Suspiro y me dejo resbalar hasta quedar de nuevo tumbado sobre la cama. Dejo caer la cabeza sobre la almohada. ¿Para qué discutir? Henri tiene razón, y lo sé. Yo mismo lo he visto. Si hay que dar crédito a las esferas que sacó del Cofre, Lorien no es más que un desierto, un vertedero. El planeta todavía vive, pero en la superficie no hay nada. No hay agua. No hay plantas. No hay vida. No hay nada aparte de tierra, rocas y las ruinas de una civilización que existió en otro tiempo.

—¿Has visto algo más? —pregunta Henri.

—Nos he visto a nosotros mismos el día que nos fuimos. A todos nosotros, en la nave espacial, justo antes de despegar.

—Fue un día muy triste.

Asiento. Henri se cruza de brazos y mira por la ventana, sumido en sus pensamientos. Hago una profunda inspiración.

—¿Dónde estaba tu familia cuando pasó todo esto? —le pregunto.

Mis luces llevan al menos dos o tres minutos apagadas, pero puedo ver el blanco de los ojos de Henri mirándome fijamente.

—No estaban conmigo, ese día no.

Ambos nos quedamos un rato en silencio, y entonces Henri desplaza de nuevo el peso de su cuerpo.
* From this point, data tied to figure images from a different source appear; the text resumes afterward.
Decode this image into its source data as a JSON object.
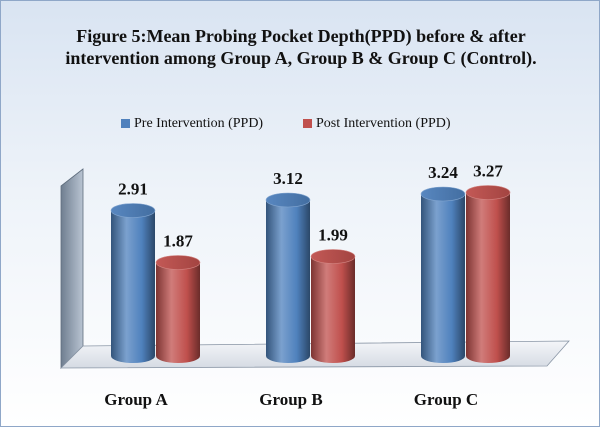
{
  "chart_data": {
    "type": "bar3d",
    "title": "Figure 5:Mean Probing Pocket Depth(PPD)  before & after intervention among Group A, Group B & Group C (Control).",
    "categories": [
      "Group A",
      "Group B",
      "Group C"
    ],
    "series": [
      {
        "name": "Pre Intervention (PPD)",
        "color": "#4f81bd",
        "values": [
          2.91,
          3.12,
          3.24
        ]
      },
      {
        "name": "Post Intervention (PPD)",
        "color": "#c0504d",
        "values": [
          1.87,
          1.99,
          3.27
        ]
      }
    ],
    "legend": "top"
  }
}
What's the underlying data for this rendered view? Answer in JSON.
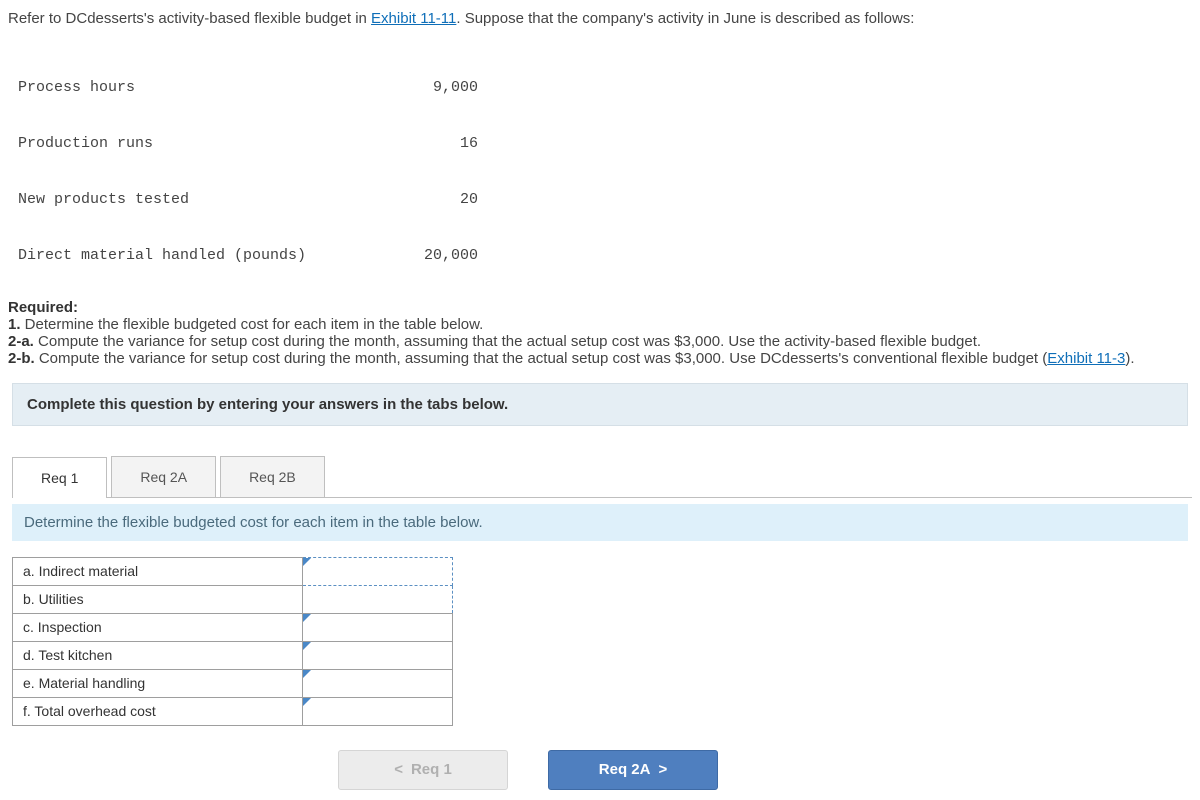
{
  "intro": {
    "pre": "Refer to DCdesserts's activity-based flexible budget in ",
    "link": "Exhibit 11-11",
    "post": ". Suppose that the company's activity in June is described as follows:"
  },
  "activity": [
    {
      "label": "Process hours",
      "value": "9,000"
    },
    {
      "label": "Production runs",
      "value": "16"
    },
    {
      "label": "New products tested",
      "value": "20"
    },
    {
      "label": "Direct material handled (pounds)",
      "value": "20,000"
    }
  ],
  "required": {
    "heading": "Required:",
    "r1_bold": "1.",
    "r1": " Determine the flexible budgeted cost for each item in the table below.",
    "r2a_bold": "2-a.",
    "r2a": " Compute the variance for setup cost during the month, assuming that the actual setup cost was $3,000. Use the activity-based flexible budget.",
    "r2b_bold": "2-b.",
    "r2b_pre": " Compute the variance for setup cost during the month, assuming that the actual setup cost was $3,000. Use DCdesserts's conventional flexible budget (",
    "r2b_link": "Exhibit 11-3",
    "r2b_post": ")."
  },
  "instruction_bar": "Complete this question by entering your answers in the tabs below.",
  "tabs": {
    "t1": "Req 1",
    "t2": "Req 2A",
    "t3": "Req 2B"
  },
  "sub_instruction": "Determine the flexible budgeted cost for each item in the table below.",
  "rows": [
    "a. Indirect material",
    "b. Utilities",
    "c. Inspection",
    "d. Test kitchen",
    "e. Material handling",
    "f. Total overhead cost"
  ],
  "nav": {
    "prev_chev": "<",
    "prev": "Req 1",
    "next": "Req 2A",
    "next_chev": ">"
  }
}
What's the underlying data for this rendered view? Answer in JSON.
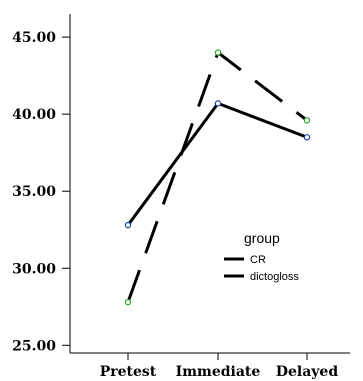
{
  "chart_data": {
    "type": "line",
    "categories": [
      "Pretest",
      "Immediate",
      "Delayed"
    ],
    "y_ticks": [
      "25.00",
      "30.00",
      "35.00",
      "40.00",
      "45.00"
    ],
    "ylim": [
      24.5,
      46.5
    ],
    "grid": false,
    "legend": {
      "title": "group",
      "placement": "center-right"
    },
    "series": [
      {
        "name": "CR",
        "values": [
          32.8,
          40.7,
          38.5
        ],
        "color": "#000000",
        "marker_color": "#1f3fa8",
        "line_style": "solid"
      },
      {
        "name": "dictogloss",
        "values": [
          27.8,
          44.0,
          39.6
        ],
        "color": "#000000",
        "marker_color": "#2ca02c",
        "line_style": "dashed"
      }
    ]
  }
}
—Bueno, será mejor que vuelva a la cama —dice, poniendo punto y final a la conversación—. Duerme un poco más.

Cuando se va, me quedo tumbado en la cama pensando en los animales, en el cohete, en la familia de Henri, en que estoy convencido de que no tuvo la oportunidad de despedirse de ella. Sé que ya no podré volver a dormirme. Nunca lo consigo cuando me han asaltado las imágenes, cuando percibo la tristeza de Henri. Debe de ser un pensamiento constante en su cabeza, como lo sería para cualquiera que se hubiese ido en las mismas circunstancias, dejando atrás el único hogar que ha conocido, sabiendo en todo momento que nunca volverá a ver a sus seres queridos.

Cojo el teléfono móvil y escribo un mensaje para Sarah. Siempre le mando uno cuando no puedo dormir, y ella hace lo mismo en la situación inversa. Después, hablamos hasta que nos agotamos. Esta vez, me llama veinte segundos después de que yo haya pulsado el botón de enviar.

—Hola —contesto.

—¿No puedes dormir?

—No.

—¿Qué te pasa? —me pregunta, y bosteza al otro lado de la línea.
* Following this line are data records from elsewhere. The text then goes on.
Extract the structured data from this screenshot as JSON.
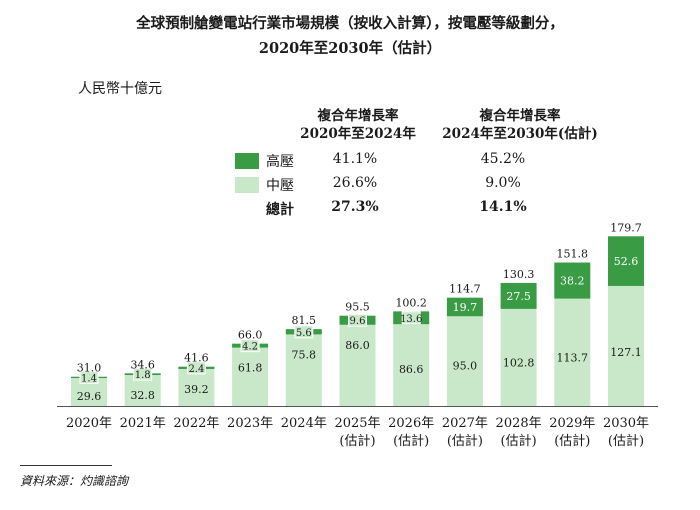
{
  "title": {
    "line1": "全球預制艙變電站行業市場規模（按收入計算），按電壓等級劃分，",
    "line2": "2020年至2030年（估計）"
  },
  "unit": "人民幣十億元",
  "cagr_table": {
    "col1": {
      "line1": "複合年增長率",
      "line2": "2020年至2024年"
    },
    "col2": {
      "line1": "複合年增長率",
      "line2": "2024年至2030年(估計)"
    },
    "rows": [
      {
        "name": "高壓",
        "v1": "41.1%",
        "v2": "45.2%",
        "color": "#3a9b45"
      },
      {
        "name": "中壓",
        "v1": "26.6%",
        "v2": "9.0%",
        "color": "#c9e8c9"
      },
      {
        "name": "總計",
        "v1": "27.3%",
        "v2": "14.1%"
      }
    ]
  },
  "source": "資料來源：灼識諮詢",
  "chart_data": {
    "type": "bar",
    "stacked": true,
    "categories": [
      "2020年",
      "2021年",
      "2022年",
      "2023年",
      "2024年",
      "2025年",
      "2026年",
      "2027年",
      "2028年",
      "2029年",
      "2030年"
    ],
    "estimate_suffix": "(估計)",
    "estimate_from_index": 5,
    "series": [
      {
        "name": "中壓",
        "color": "#c9e8c9",
        "values": [
          29.6,
          32.8,
          39.2,
          61.8,
          75.8,
          86.0,
          86.6,
          95.0,
          102.8,
          113.7,
          127.1
        ]
      },
      {
        "name": "高壓",
        "color": "#3a9b45",
        "values": [
          1.4,
          1.8,
          2.4,
          4.2,
          5.6,
          9.6,
          13.6,
          19.7,
          27.5,
          38.2,
          52.6
        ]
      }
    ],
    "totals": [
      31.0,
      34.6,
      41.6,
      66.0,
      81.5,
      95.5,
      100.2,
      114.7,
      130.3,
      151.8,
      179.7
    ],
    "ylim": [
      0,
      180
    ]
  }
}
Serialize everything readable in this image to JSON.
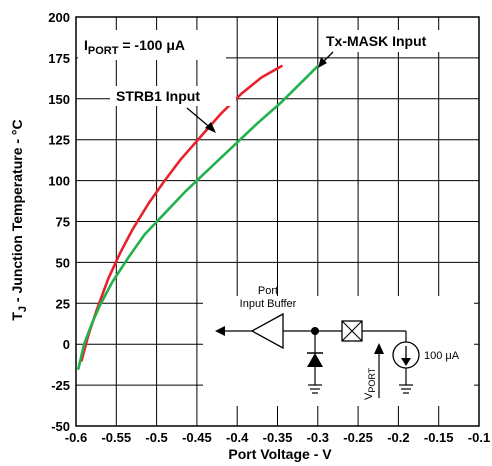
{
  "chart_data": {
    "type": "line",
    "xlabel": "Port Voltage - V",
    "ylabel_main": "T",
    "ylabel_sub": "J",
    "ylabel_rest": " - Junction Temperature - °C",
    "xlim": [
      -0.6,
      -0.1
    ],
    "ylim": [
      -50,
      200
    ],
    "x_ticks": [
      "-0.6",
      "-0.55",
      "-0.5",
      "-0.45",
      "-0.4",
      "-0.35",
      "-0.3",
      "-0.25",
      "-0.2",
      "-0.15",
      "-0.1"
    ],
    "y_ticks": [
      "200",
      "175",
      "150",
      "125",
      "100",
      "75",
      "50",
      "25",
      "0",
      "-25",
      "-50"
    ],
    "grid": true,
    "series": [
      {
        "name": "STRB1 Input",
        "color": "#e8212e",
        "x": [
          -0.593,
          -0.585,
          -0.575,
          -0.56,
          -0.545,
          -0.53,
          -0.51,
          -0.49,
          -0.47,
          -0.445,
          -0.42,
          -0.395,
          -0.37,
          -0.345
        ],
        "y": [
          -10,
          5,
          20,
          40,
          56,
          70,
          86,
          100,
          113,
          127,
          141,
          153,
          163,
          170
        ]
      },
      {
        "name": "Tx-MASK Input",
        "color": "#22b14c",
        "x": [
          -0.597,
          -0.59,
          -0.58,
          -0.57,
          -0.555,
          -0.535,
          -0.515,
          -0.49,
          -0.465,
          -0.435,
          -0.405,
          -0.375,
          -0.345,
          -0.3
        ],
        "y": [
          -15,
          0,
          13,
          24,
          38,
          53,
          67,
          80,
          93,
          107,
          121,
          135,
          148,
          170
        ]
      }
    ],
    "annotations": {
      "iport_main": "I",
      "iport_sub": "PORT",
      "iport_rest": " = -100 μA",
      "strb1": "STRB1 Input",
      "txmask": "Tx-MASK Input"
    },
    "inset": {
      "buffer_line1": "Port",
      "buffer_line2": "Input Buffer",
      "current": "100 μA",
      "vport_main": "V",
      "vport_sub": "PORT"
    }
  }
}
—Te echaba de menos, nada más. Llevo como una hora tumbado en la cama y mirando al techo.

—Qué tonto eres. Me has visto hace seis horas o así.

—Ojalá estuvieras conmigo ahora —le digo, y ella deja escapar un gemido. Puedo oír su sonrisa en la oscuridad. Giro a un lado y sujeto el teléfono entre la oreja y la almohada.
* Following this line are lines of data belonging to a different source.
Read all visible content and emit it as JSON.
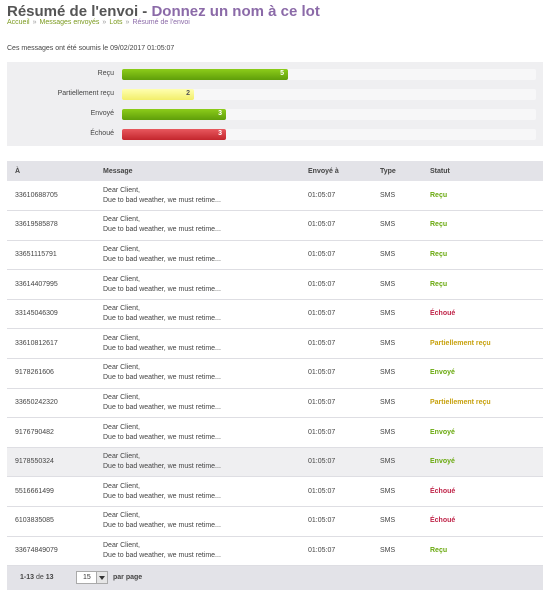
{
  "header": {
    "title": "Résumé de l'envoi",
    "separator": " - ",
    "subtitle": "Donnez un nom à ce lot"
  },
  "breadcrumb": [
    "Accueil",
    "Messages envoyés",
    "Lots",
    "Résumé de l'envoi"
  ],
  "submitted_text": "Ces messages ont été soumis le 09/02/2017 01:05:07",
  "summary": [
    {
      "label": "Reçu",
      "count": "5",
      "fraction": 0.4,
      "color": "green"
    },
    {
      "label": "Partiellement reçu",
      "count": "2",
      "fraction": 0.173,
      "color": "yellow"
    },
    {
      "label": "Envoyé",
      "count": "3",
      "fraction": 0.251,
      "color": "green"
    },
    {
      "label": "Échoué",
      "count": "3",
      "fraction": 0.251,
      "color": "red"
    }
  ],
  "table": {
    "columns": [
      "À",
      "Message",
      "Envoyé à",
      "Type",
      "Statut"
    ],
    "rows": [
      {
        "to": "33610688705",
        "msg1": "Dear Client,",
        "msg2": "Due to bad weather, we must retime...",
        "sent": "01:05:07",
        "type": "SMS",
        "status": "Reçu",
        "status_color": "green"
      },
      {
        "to": "33619585878",
        "msg1": "Dear Client,",
        "msg2": "Due to bad weather, we must retime...",
        "sent": "01:05:07",
        "type": "SMS",
        "status": "Reçu",
        "status_color": "green"
      },
      {
        "to": "33651115791",
        "msg1": "Dear Client,",
        "msg2": "Due to bad weather, we must retime...",
        "sent": "01:05:07",
        "type": "SMS",
        "status": "Reçu",
        "status_color": "green"
      },
      {
        "to": "33614407995",
        "msg1": "Dear Client,",
        "msg2": "Due to bad weather, we must retime...",
        "sent": "01:05:07",
        "type": "SMS",
        "status": "Reçu",
        "status_color": "green"
      },
      {
        "to": "33145046309",
        "msg1": "Dear Client,",
        "msg2": "Due to bad weather, we must retime...",
        "sent": "01:05:07",
        "type": "SMS",
        "status": "Échoué",
        "status_color": "red"
      },
      {
        "to": "33610812617",
        "msg1": "Dear Client,",
        "msg2": "Due to bad weather, we must retime...",
        "sent": "01:05:07",
        "type": "SMS",
        "status": "Partiellement reçu",
        "status_color": "yellow"
      },
      {
        "to": "9178261606",
        "msg1": "Dear Client,",
        "msg2": "Due to bad weather, we must retime...",
        "sent": "01:05:07",
        "type": "SMS",
        "status": "Envoyé",
        "status_color": "green"
      },
      {
        "to": "33650242320",
        "msg1": "Dear Client,",
        "msg2": "Due to bad weather, we must retime...",
        "sent": "01:05:07",
        "type": "SMS",
        "status": "Partiellement reçu",
        "status_color": "yellow"
      },
      {
        "to": "9176790482",
        "msg1": "Dear Client,",
        "msg2": "Due to bad weather, we must retime...",
        "sent": "01:05:07",
        "type": "SMS",
        "status": "Envoyé",
        "status_color": "green"
      },
      {
        "to": "9178550324",
        "msg1": "Dear Client,",
        "msg2": "Due to bad weather, we must retime...",
        "sent": "01:05:07",
        "type": "SMS",
        "status": "Envoyé",
        "status_color": "green",
        "highlight": true
      },
      {
        "to": "5516661499",
        "msg1": "Dear Client,",
        "msg2": "Due to bad weather, we must retime...",
        "sent": "01:05:07",
        "type": "SMS",
        "status": "Échoué",
        "status_color": "red"
      },
      {
        "to": "6103835085",
        "msg1": "Dear Client,",
        "msg2": "Due to bad weather, we must retime...",
        "sent": "01:05:07",
        "type": "SMS",
        "status": "Échoué",
        "status_color": "red"
      },
      {
        "to": "33674849079",
        "msg1": "Dear Client,",
        "msg2": "Due to bad weather, we must retime...",
        "sent": "01:05:07",
        "type": "SMS",
        "status": "Reçu",
        "status_color": "green"
      }
    ]
  },
  "pager": {
    "range": "1-13",
    "of_label": "de",
    "total": "13",
    "per_page_value": "15",
    "per_page_label": "par page"
  },
  "colors": {
    "title_accent": "#8b6aa8",
    "link_green": "#7b9a1e",
    "status_green": "#6aa90f",
    "status_red": "#c0264a",
    "status_yellow": "#c7a10e",
    "bar_green": "#6aaa10",
    "bar_yellow": "#f6f27e",
    "bar_red": "#d03a40"
  }
}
—Bueno, a mí también me gustaría estar contigo ahora.

Pasamos veinte minutos hablando. Durante la segunda mitad de la llamada, nos quedamos tumbados, escuchando la respiración del otro sin más. Me siento mejor después de haber hablado con Sarah, pero después todavía me cuesta más quedarme dormido.